Muttabi’ adalah orang yang belum mencapai tingkat ijtihad, tetapi mampu mempelajari dan mempertimbangkan dalil sebuah masalah. Ia bisa mengetahui dalil dan mampu mengambil masalah dengan dalilnya. Namun, ia belum mengetahui keseluruhan pendapat para ulama, letak perselisihannya, sisi-sisi pendalilan mereka, dan hal-hal yang berhubungan dengannya.

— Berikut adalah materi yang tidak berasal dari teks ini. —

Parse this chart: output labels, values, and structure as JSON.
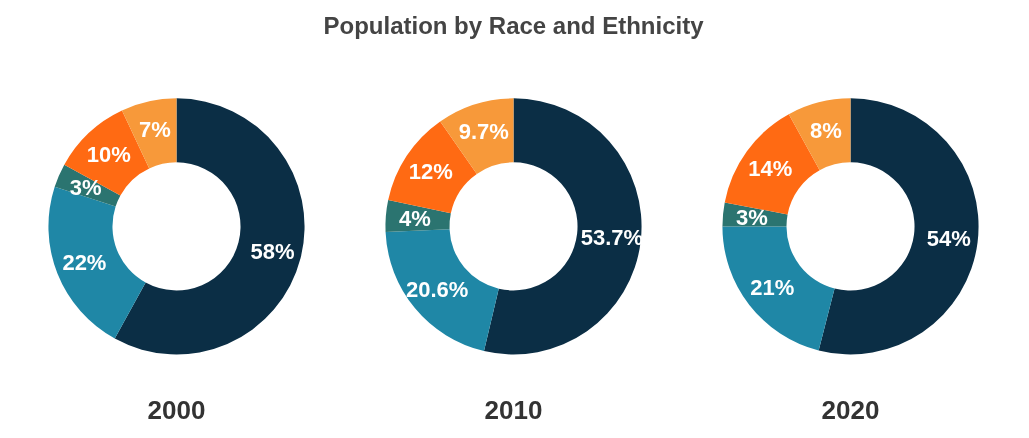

Orang yang seperti ini tidak boleh mengambil kesimpulan suatu masalah sebelum mengetahui dalilnya dan jelas baginya bahwa dalil tersebut kuat lagi jelas dalam pandangannya daripada dalil lain.

Adapun awam, para ulama mengatakan bahwa pendapat yang sebaiknya dipegangi oleh orang awam adalah pendapat mufti (ulama yang memberikan fatwa) kepadanya. Namun, orang awam ini memiliki bagian tanggung jawab ijtihad sesuai dengan keadaan dirinya. Ia tidak dituntut untuk mempelajari dan mempertimbangkan permasalahan serta dalilnya. Namun, ketika tidak mengetahui suatu masalah fikih, ia dituntut untuk:

1.    Bertanya kepada orang yang memiliki ilmu dan ia percayai keilmuannya.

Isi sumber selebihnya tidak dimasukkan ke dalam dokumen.